First kids counted each item (green numbers). Then kids recognized that two halves made a whole and so they counted the number of wholes (red numbers over the image). I remember discussing "what do we call this?" since it wasn't an object we recognized (lime? grape fruit?) but it was important to differentiate between the 8 and the 16. We decided it was definitely a fruit and so we were able to apply that word - language in math class! Then someone (probably me since it was the beginning of the year but not necessarily) pointed out that there were four rows and four columns. One of my students would consistently yell out "array!" when we were discussing rows and columns, I love that he had that word in his vocabulary. We connected counting pieces one by one to multiplying rows by columns. Importantly, I did not belittle anyone for counting one by one. I was happy to hear any and all quantities and strategies. Early in the year I did not get as many contributions, but as students felt more comfortable they stopped complaining and started getting creative.

Just last month we did another image of sliced fruit:

The list on the right is the initial brainstorm (the class is down to six students so one idea from each of them). Then we wanted to get more specific - how big are those two slices? It was an incredibly happy coincidence that we were practicing exponential functions that day, I couldn't have planned that better if I tried! If I hadn't been so focused on the fractions I'm sure they would have added "two seeds" and "one brown background" to their list.
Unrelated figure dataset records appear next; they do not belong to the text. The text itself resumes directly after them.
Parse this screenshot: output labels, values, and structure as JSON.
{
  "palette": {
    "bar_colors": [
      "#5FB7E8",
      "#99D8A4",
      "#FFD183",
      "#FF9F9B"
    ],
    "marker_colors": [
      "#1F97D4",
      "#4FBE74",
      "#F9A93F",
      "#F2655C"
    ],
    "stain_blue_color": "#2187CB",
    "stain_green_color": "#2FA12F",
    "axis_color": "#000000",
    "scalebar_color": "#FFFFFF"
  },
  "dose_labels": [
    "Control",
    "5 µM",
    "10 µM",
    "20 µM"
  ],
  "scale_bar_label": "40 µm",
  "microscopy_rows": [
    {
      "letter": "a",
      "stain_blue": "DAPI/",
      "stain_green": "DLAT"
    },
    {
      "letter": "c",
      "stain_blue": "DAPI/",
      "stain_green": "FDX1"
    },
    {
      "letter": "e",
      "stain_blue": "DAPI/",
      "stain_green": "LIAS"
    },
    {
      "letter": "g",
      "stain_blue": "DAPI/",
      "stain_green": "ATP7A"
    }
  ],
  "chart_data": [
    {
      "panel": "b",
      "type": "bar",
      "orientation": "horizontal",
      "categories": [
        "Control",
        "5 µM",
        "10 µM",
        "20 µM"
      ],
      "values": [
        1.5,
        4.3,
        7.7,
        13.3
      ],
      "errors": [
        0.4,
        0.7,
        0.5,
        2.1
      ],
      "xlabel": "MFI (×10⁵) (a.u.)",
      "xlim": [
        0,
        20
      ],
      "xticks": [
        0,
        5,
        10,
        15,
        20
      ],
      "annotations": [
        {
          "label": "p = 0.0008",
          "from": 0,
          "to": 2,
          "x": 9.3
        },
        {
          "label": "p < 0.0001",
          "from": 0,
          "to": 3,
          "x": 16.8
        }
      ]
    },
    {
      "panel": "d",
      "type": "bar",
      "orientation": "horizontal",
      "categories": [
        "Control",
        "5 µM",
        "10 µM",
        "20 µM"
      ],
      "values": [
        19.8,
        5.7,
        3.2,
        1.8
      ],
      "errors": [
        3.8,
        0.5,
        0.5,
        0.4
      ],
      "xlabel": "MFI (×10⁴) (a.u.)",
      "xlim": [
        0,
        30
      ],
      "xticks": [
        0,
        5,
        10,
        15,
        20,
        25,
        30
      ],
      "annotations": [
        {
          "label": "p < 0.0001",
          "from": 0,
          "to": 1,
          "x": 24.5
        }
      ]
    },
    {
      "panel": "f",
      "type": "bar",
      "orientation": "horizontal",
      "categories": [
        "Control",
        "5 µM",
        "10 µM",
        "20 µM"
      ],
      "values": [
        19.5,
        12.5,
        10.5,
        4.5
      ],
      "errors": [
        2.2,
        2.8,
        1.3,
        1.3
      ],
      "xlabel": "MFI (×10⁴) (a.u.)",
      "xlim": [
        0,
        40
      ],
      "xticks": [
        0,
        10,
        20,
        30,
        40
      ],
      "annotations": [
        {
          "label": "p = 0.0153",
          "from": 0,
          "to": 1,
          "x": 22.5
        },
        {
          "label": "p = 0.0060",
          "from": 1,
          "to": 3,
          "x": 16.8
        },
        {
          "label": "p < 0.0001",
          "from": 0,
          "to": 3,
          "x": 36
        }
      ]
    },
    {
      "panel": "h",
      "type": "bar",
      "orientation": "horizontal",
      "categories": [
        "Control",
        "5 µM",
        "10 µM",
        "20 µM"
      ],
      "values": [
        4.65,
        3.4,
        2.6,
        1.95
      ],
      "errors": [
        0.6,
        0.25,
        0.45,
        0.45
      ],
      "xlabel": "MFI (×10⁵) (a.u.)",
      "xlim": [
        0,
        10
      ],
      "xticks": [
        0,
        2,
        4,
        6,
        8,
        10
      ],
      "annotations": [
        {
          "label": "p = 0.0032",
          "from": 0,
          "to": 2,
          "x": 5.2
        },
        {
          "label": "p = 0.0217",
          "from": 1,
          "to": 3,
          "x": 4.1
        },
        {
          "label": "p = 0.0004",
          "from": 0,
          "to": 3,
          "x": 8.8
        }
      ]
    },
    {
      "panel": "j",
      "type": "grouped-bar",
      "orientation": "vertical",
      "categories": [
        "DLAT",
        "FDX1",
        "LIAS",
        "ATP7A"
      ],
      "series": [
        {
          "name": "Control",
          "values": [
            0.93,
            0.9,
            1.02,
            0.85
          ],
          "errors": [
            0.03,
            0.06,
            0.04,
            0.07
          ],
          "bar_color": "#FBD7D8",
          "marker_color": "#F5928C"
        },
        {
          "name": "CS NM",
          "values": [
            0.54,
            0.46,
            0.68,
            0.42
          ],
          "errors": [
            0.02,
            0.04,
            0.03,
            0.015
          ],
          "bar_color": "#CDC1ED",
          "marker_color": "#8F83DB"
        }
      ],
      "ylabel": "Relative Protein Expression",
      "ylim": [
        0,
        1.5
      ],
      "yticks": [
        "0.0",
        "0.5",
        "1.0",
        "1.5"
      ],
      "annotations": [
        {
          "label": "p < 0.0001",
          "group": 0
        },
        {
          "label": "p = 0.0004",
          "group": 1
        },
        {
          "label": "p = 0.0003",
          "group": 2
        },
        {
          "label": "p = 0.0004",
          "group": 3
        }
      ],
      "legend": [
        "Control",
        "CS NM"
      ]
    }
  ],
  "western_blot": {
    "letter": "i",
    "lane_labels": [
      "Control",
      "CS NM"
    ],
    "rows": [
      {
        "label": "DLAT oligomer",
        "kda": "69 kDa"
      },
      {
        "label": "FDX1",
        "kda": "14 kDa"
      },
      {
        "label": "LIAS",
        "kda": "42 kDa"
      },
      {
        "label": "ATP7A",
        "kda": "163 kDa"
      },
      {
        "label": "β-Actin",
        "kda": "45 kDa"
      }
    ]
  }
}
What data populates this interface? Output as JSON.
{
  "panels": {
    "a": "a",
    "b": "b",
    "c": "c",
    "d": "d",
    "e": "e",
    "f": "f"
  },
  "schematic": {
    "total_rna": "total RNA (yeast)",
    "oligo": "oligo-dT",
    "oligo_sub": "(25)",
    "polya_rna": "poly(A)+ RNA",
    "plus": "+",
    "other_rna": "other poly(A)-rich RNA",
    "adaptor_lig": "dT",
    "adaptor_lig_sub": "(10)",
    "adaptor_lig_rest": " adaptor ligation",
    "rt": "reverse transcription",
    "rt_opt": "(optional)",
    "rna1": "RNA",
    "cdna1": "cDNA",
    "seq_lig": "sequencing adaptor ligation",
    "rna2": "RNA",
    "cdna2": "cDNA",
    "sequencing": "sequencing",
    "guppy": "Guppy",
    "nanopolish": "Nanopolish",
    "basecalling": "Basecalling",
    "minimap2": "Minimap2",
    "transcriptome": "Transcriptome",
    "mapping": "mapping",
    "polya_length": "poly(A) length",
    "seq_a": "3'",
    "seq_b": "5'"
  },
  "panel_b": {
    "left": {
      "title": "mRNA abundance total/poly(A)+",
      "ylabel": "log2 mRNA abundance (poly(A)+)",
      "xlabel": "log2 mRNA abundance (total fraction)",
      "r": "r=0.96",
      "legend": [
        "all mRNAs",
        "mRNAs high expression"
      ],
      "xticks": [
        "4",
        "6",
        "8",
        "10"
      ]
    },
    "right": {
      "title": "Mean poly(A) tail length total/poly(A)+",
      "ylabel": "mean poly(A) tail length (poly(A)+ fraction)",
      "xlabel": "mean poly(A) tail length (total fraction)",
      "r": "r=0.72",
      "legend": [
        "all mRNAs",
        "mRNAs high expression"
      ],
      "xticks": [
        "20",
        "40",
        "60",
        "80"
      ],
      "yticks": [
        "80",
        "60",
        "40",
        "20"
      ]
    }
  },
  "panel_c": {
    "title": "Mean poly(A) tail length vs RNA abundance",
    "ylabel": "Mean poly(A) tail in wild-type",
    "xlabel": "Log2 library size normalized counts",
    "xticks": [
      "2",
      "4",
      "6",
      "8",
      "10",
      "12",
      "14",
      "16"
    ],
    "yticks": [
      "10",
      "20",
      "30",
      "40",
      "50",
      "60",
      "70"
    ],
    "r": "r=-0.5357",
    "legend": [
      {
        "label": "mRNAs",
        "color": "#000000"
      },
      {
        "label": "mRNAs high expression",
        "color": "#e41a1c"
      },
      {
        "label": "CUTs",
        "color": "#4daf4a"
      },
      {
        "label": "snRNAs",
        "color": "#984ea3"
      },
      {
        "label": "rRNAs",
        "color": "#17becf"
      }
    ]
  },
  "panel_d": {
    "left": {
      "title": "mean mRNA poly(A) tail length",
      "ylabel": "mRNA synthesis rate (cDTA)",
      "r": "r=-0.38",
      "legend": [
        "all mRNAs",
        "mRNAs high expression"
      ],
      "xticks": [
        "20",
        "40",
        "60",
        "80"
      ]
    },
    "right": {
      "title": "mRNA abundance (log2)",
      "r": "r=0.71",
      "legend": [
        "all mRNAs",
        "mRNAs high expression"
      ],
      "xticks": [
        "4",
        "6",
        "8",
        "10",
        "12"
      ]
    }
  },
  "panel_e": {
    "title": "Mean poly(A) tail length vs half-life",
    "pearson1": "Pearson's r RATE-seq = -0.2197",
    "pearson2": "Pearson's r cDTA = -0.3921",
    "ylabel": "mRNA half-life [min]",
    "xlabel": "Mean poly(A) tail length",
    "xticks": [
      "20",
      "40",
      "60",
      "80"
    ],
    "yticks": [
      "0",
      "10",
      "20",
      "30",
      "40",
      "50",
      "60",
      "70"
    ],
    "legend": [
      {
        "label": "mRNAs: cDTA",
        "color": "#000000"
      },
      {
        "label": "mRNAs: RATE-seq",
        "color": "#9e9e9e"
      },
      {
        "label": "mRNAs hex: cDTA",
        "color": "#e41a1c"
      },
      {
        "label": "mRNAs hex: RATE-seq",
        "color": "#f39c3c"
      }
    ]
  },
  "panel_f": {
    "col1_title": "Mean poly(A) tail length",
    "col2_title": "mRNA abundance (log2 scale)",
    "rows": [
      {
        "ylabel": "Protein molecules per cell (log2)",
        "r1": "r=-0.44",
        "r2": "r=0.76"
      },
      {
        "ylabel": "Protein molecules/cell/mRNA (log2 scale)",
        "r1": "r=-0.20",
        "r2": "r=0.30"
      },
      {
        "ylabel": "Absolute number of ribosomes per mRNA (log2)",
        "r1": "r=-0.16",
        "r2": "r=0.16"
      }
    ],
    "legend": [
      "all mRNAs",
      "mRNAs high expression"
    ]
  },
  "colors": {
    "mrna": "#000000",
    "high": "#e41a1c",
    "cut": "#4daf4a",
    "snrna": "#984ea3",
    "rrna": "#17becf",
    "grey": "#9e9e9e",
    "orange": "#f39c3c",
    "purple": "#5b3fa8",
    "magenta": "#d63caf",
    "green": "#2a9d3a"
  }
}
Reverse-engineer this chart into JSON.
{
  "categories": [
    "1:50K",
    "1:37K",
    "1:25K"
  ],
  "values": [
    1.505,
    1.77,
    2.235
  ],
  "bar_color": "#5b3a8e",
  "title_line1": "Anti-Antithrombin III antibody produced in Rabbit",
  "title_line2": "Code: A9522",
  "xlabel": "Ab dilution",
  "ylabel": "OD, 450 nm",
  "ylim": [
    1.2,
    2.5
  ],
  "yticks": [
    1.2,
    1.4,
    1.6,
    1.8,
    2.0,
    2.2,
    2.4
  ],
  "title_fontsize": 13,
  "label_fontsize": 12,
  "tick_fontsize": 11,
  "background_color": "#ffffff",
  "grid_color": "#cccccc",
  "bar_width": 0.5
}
Naming the background became the default if someone had already said what they wanted to share. I love that this activity encouraged them to think creatively and pay attention to details.

One day in December we had a particularly vocabulary-rich discussion:

Not everyone agreed when we got the first round of ideas, but I wrote them all down anyway. After gathering ideas without comment, we began our discussion. In addition to a discussion of the differences between a square and a rhombus, someone also coined the term semi-octagon! I was so excited to see kids who generally lack confidence in math and language to be creating their own math vocabulary. Also? Their definition of diamond is the basic pentagon tile because it looks like a cut gemstone diamond. No one called the rotated square a diamond!

I really enjoyed doing this activity every other day. Students had three minutes from the time the bell rang to record everything they noticed. I asked each student to contribute one answer to the question "How many?" before I allowed any students to contribute additional quantities or comment on the other answers. I had fun choosing photos from this number talk site, things I'd seen on twitter (#howmany or #unitchat) and even photos I took myself. All the images I used this year are in a dropbox folder. I look forward to playing again next year. Perhaps I will encourage them to bring in photos or we will go on a photo scavenger hunt someday together!